The following line appears in a 15 year-old franchise agreement contract:

"Public Access Channel(s) shall be for the display of noncommercial public, educational, and government programming produced or sponsored locally by residents, organizations, and institutions within the City."

However, the adjective "commercial" is not defined. Federal law does refer to similar concepts below:

b) Material which is intended to defraud the viewer or designed to obtain money by false or fraudulent means is prohibited. Violation of this rule is subject to criminal liability under federal law, Title 18, U.S.C. Sec. 1464.

d) Advertisements are prohibited. An advertisement is any message or other programming material which is broadcast, cablecast, or otherwise transmitted in exchange for payment (including equivalent compensation which can be determined only after due process), AND which is intended (1) to promote any service, facility, or product offered by any person who is engaged in such offering for profit; (2) to express the views of any person with respect to any matter of public importance or interest; or (3) to support or oppose any candidate for political office. (Pursuant to Title 47, U.S.C. Sec. 399a, 399b.)

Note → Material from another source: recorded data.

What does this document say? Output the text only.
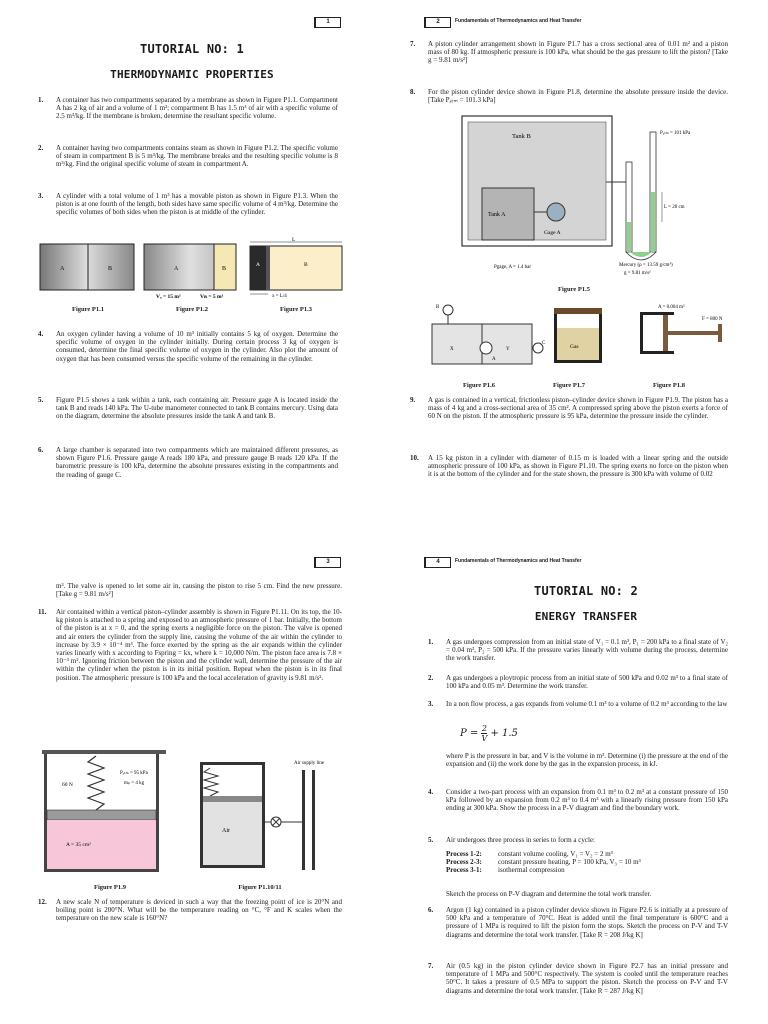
1
TUTORIAL NO: 1
THERMODYNAMIC PROPERTIES
1. A container has two compartments separated by a membrane as shown in Figure P1.1. Compartment A has 2 kg of air and a volume of 1 m³; compartment B has 1.5 m³ of air with a specific volume of 2.5 m³/kg. If the membrane is broken, determine the resultant specific volume.
2. A container having two compartments contains steam as shown in Figure P1.2. The specific volume of steam in compartment B is 5 m³/kg. The membrane breaks and the resulting specific volume is 8 m³/kg. Find the original specific volume of steam in compartment A.
3. A cylinder with a total volume of 1 m³ has a movable piston as shown in Figure P1.3. When the piston is at one fourth of the length, both sides have same specific volume of 4 m³/kg. Determine the specific volumes of both sides when the piston is at middle of the cylinder.
A	B	A	B
Vₐ = 15 m³	Vʙ = 5 m³
L
A	B
x = L/4
Figure P1.1	Figure P1.2	Figure P1.3
4. An oxygen cylinder having a volume of 10 m³ initially contains 5 kg of oxygen. Determine the specific volume of oxygen in the cylinder initially. During certain process 3 kg of oxygen is consumed, determine the final specific volume of oxygen in the cylinder. Also plot the amount of oxygen that has been consumed versus the specific volume of the remaining in the cylinder.
5. Figure P1.5 shows a tank within a tank, each containing air. Pressure gage A is located inside the tank B and reads 140 kPa. The U-tube manometer connected to tank B contains mercury. Using data on the diagram, determine the absolute pressures inside the tank A and tank B.
6. A large chamber is separated into two compartments which are maintained different pressures, as shown Figure P1.6. Pressure gauge A reads 180 kPa, and pressure gauge B reads 120 kPa. If the barometric pressure is 100 kPa, determine the absolute pressures existing in the compartments and the reading of gauge C.
2	Fundamentals of Thermodynamics and Heat Transfer
7. A piston cylinder arrangement shown in Figure P1.7 has a cross sectional area of 0.01 m² and a piston mass of 80 kg. If atmospheric pressure is 100 kPa, what should be the gas pressure to lift the piston? [Take g = 9.81 m/s²]
8. For the piston cylinder device shown in Figure P1.8, determine the absolute pressure inside the device. [Take Pₐₜₘ = 101.3 kPa]
Tank B
Tank A
Gage A
Pₐₜₘ = 101 kPa
L = 20 cm
Pgage, A = 1.4 bar	Mercury (ρ = 13.59 g/cm³)
g = 9.81 m/s²
Figure P1.5
B
A
C
X	Y	Gas
A = 0.004 m²
F = 800 N
Figure P1.6	Figure P1.7	Figure P1.8
9. A gas is contained in a vertical, frictionless piston–cylinder device shown in Figure P1.9. The piston has a mass of 4 kg and a cross-sectional area of 35 cm². A compressed spring above the piston exerts a force of 60 N on the piston. If the atmospheric pressure is 95 kPa, determine the pressure inside the cylinder.
10. A 15 kg piston in a cylinder with diameter of 0.15 m is loaded with a linear spring and the outside atmospheric pressure of 100 kPa, as shown in Figure P1.10. The spring exerts no force on the piston when it is at the bottom of the cylinder and for the state shown, the pressure is 300 kPa with volume of 0.02
3
m³. The valve is opened to let some air in, causing the piston to rise 5 cm. Find the new pressure. [Take g = 9.81 m/s²]
11. Air contained within a vertical piston–cylinder assembly is shown in Figure P1.11. On its top, the 10-kg piston is attached to a spring and exposed to an atmospheric pressure of 1 bar. Initially, the bottom of the piston is at x = 0, and the spring exerts a negligible force on the piston. The valve is opened and air enters the cylinder from the supply line, causing the volume of the air within the cylinder to increase by 3.9 × 10⁻⁴ m³. The force exerted by the spring as the air expands within the cylinder varies linearly with x according to Fspring = kx, where k = 10,000 N/m. The piston face area is 7.8 × 10⁻³ m². Ignoring friction between the piston and the cylinder wall, determine the pressure of the air within the cylinder when the piston is in its initial position. Repeat when the piston is in its final position. The atmospheric pressure is 100 kPa and the local acceleration of gravity is 9.81 m/s².
60 N
Pₐₜₘ = 95 kPa
mₚ = 4 kg
A = 35 cm²
Air
Air supply line
Figure P1.9	Figure P1.10/11
12. A new scale N of temperature is deviced in such a way that the freezing point of ice is 20°N and boiling point is 200°N. What will be the temperature reading on °C, °F and K scales when the temperature on the new scale is 160°N?
4	Fundamentals of Thermodynamics and Heat Transfer
TUTORIAL NO: 2
ENERGY TRANSFER
1. A gas undergoes compression from an initial state of V₁ = 0.1 m³, P₁ = 200 kPa to a final state of V₂ = 0.04 m³, P₂ = 500 kPa. If the pressure varies linearly with volume during the process, determine the work transfer.
2. A gas undergoes a ploytropic process from an initial state of 500 kPa and 0.02 m³ to a final state of 100 kPa and 0.05 m³. Determine the work transfer.
3. In a non flow process, a gas expands from volume 0.1 m³ to a volume of 0.2 m³ according to the law
$P = \frac{2}{V} + 1.5$
where P is the pressure in bar, and V is the volume in m³. Determine (i) the pressure at the end of the expansion and (ii) the work done by the gas in the expansion process, in kJ.
4. Consider a two-part process with an expansion from 0.1 m³ to 0.2 m³ at a constant pressure of 150 kPa followed by an expansion from 0.2 m³ to 0.4 m³ with a linearly rising pressure from 150 kPa ending at 300 kPa. Show the process in a P-V diagram and find the boundary work.
5. Air undergoes three process in series to form a cycle:
Process 1-2: constant volume cooling, V₁ = V₂ = 2 m³
Process 2-3: constant pressure heating, P = 100 kPa, V₃ = 10 m³
Process 3-1: isothermal compression
Sketch the process on P-V diagram and determine the total work transfer.
6. Argon (1 kg) contained in a piston cylinder device shown in Figure P2.6 is initially at a pressure of 500 kPa and a temperature of 70°C. Heat is added until the final temperature is 600°C and a pressure of 1 MPa is required to lift the piston form the stops. Sketch the process on P-V and T-V diagrams and determine the total work transfer. [Take R = 208 J/kg K]
7. Air (0.5 kg) in the piston cylinder device shown in Figure P2.7 has an initial pressure and temperature of 1 MPa and 500°C respectively. The system is cooled until the temperature reaches 50°C. It takes a pressure of 0.5 MPa to support the piston. Sketch the process on P-V and T-V diagrams and determine the total work transfer. [Take R = 287 J/kg K]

The following excerpt appears on the FCC website at [url removed, login to view] :

"Federal law permitted a cable operator to prohibit the use of a PEG channel for programming that contains obscene material, sexually explicit conduct, indecency, nudity, or material soliciting or promoting unlawful conduct. However, the U.S. Supreme Court determined that this law was unconstitutional."

These are my questions:

1. When was this declared unconstitutional?

2. If a public access program has an element that is commercial in nature, would it fall under "material soliciting or promoting unlawful conduct" which now appears to be protected speech?

3. Can the cable operator refuse to transmit a public access program it believes to be commercial in nature?

4. Can the cable operator hold the franchising authority liable for the commercial programming when its agreement does not define commercial programming?

5. If the cable operator cannot stop this speech, can the franchising authority rely on a prohibition within the franchise agreement if that prohibition has been declared unconstitutional?

6. Are there other means by which a franchising authority can define, regulate, or prohibit commercial content within a public access program?

7. What is the due process required for cases with alleged violations?

8. Is there a distinction between "commercial" programming and programming that is "advertising"?

9. What are the criteria for determining what constitutes "commercial" programming?

Federal law or case law should be cited in the answers.

In your response/bid, it must be absolutely clear that you read the project, looked at the file(s), and have something intelligent, clear, or informative to say about what you saw, or you will not be considered. Please do not reply with long boiler plate messages or credentials, or we will suspect an automated reply and it will count against you.

Correction: The federal laws cited appear to have been repealed or amended or the wrong citation is used. Searching for the cited text may reveal the correct citation. However, do the federal laws referenced apply to PEG cable channels or only broadcast channels?